After a strong rally since last year, metal stocks have seen meaningful corrections in the recent past. With Iron ore futures January deliveries jumping 10% to 752.5 yuan do see it as an uptrend resuming for metal stocks?
The long-term outlook for the metal sector is positive due to fiscal spending announced across the world and the re-opening of the economy. Whereas, on a near-term basis supply chain issue, supercycle of commodity prices and delta variant is likely to affect the sector from fall in margin, high valuation and demand.
Mid & small caps stocks are showing strength after a brief pause in the month of August. So which are your top picks among them?

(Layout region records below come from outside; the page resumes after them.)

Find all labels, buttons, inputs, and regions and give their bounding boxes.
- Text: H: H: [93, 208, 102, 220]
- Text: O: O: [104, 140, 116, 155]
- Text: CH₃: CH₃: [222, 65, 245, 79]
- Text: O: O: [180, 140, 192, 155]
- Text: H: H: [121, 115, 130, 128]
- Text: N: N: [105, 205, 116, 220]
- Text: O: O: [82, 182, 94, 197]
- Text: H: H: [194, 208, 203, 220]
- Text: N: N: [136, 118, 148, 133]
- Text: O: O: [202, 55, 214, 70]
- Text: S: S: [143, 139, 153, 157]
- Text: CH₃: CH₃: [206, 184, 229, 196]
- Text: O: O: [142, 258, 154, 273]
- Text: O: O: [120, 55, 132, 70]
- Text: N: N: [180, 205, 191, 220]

We have a positive view on the broad market due to reforms, unlocking of economy, upcoming of high-quality IPOs, which will provide an additional edge to Mid & Small caps. The dip in Mid & Small caps is an opportunity as the valuation has corrected well due to an uptick in earnings. However, we have to be specific about what type of business we buy due to consolidation in the global market and peak valuations. We like Pharma, Chemical, Auto, Hospitality, Media, ITES, Industrial Manufacturing and Power.
With the Q2 season just a few days away, how do you foresee it panning out and will trigger the next leg of a rally for the markets?
Preview of Q2 is better than Q1 due to no lockdown in global & domestic market and an uptick in demand. The reopening of the economy & upcoming festive season will upgrade the future outlook of Consumer Durables, Banking, Hospitality and Entertainment, though Q2 results may be muted. Other sectors on which reforms have been implemented such as PLI (performance-linked incentive), focus on clean energy and new generation companies will also provide a better management commentary for the future. IT sector is correcting before the start of the results due to peak valuation. However, this can revert as results are announced which have a robust outlook. Mixed bag results will be for sectors like Cement, Auto, Metals & Mining and Logistics due to the high cost of raw materials, low current demand & supply constraints.